Isaac baja desde las escaleras en piyama. Pregunta junto a un bostezo: "¿Durmieron bien?" Nadie responde, yo me quedo un rato mirándolo. Voltea hacia Lázaro, se le acerca y lo huele, se inclina para verle la cara. Su mirada se posa una vez mas en mis ojos. "¿Quién carajos es este güey?" Pregunta alarmado. Le cuento la historia de Lázaro y lo acuso de no haber ayudado a barrer.

Volteo a ver a Abraham, dentro de una lógica bizarra, llego a la conclusión de que seguramente ha calentado tanto el mármol, que ahora está más cómodo que mi estúpido sillón. Lo empujo con el pie y le grito: "¡Abraham ya nos vamos!" Él se para sobresaltado, responde palabras incomprensibles, y va a la puerta para cerrarla. Antes de que regrese, me aviento a su lugar y me acurruco, como si fuera un útero de mármol. Cierro los ojos de nuevo.

Siento una patada en las piernas y abro los ojos. Todos están de pie, listos para largarse, mientras que yo sigo tirado en el suelo, que ahora está mas frió que cualquier cosa que haya conocido en mi vida hasta este momento. Me paro, acomodo un poco mi abrigo, toso dos veces, y les digo que ya estoy listo.

Encuentro el limón de la noche anterior tirado a la mitad de la sala. Lázaro experimenta una vez la textura en su cara, pero no se despierta. Al ver esto, Abraham le grita: "Adiós, Lázaro". Inmediatamente después, Lázaro se levanta y dice algo que jamás olvidare: "Yo no me llamo Lázaro, Lázaro está muerto, como tú". Después cae dormido de nuevo sobre el sofá. Nunca lo volveré a ver.

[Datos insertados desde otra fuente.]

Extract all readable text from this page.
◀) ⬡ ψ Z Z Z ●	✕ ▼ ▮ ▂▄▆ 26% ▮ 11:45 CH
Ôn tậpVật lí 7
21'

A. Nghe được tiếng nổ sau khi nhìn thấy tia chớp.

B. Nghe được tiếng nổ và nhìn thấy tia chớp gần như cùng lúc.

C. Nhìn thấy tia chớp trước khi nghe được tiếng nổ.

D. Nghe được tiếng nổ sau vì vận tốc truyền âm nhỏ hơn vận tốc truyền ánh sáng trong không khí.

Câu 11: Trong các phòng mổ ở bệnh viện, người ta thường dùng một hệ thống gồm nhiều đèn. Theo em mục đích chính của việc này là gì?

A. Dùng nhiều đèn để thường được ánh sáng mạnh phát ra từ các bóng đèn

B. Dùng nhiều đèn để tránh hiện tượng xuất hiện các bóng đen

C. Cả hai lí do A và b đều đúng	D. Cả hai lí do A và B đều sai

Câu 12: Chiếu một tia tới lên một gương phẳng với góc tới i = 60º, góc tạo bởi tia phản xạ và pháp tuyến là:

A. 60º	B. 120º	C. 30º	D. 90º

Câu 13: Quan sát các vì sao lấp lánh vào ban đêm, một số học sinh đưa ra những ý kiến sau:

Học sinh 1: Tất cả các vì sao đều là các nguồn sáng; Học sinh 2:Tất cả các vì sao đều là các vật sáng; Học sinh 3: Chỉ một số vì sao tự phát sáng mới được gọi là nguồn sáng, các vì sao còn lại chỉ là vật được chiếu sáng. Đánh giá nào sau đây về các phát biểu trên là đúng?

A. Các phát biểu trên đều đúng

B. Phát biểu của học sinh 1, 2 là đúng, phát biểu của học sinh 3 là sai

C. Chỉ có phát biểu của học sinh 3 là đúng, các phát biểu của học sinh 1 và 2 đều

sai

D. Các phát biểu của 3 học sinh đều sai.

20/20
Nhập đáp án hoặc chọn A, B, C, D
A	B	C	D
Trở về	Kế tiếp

Al salir de la casa volteo hacia la ventana del cuarto que seguramente corresponde a la hermana de Isaac. La chica hermosa del día anterior se encuentra ahí, vestida con una blusa blanca y unos shorts pequeños, muero por besar sus piernas pálidas mientras ella observa cómo me despido de todos, y emprendo tosiendo, el viaje hacia la estación de metro Cuauhtémoc, para llegar al Festival de Día de Muertos, en el Cedart Luis Spota Saavedra. Ya nada tiene el mismo aroma en la ciudad, desde aquella fiesta.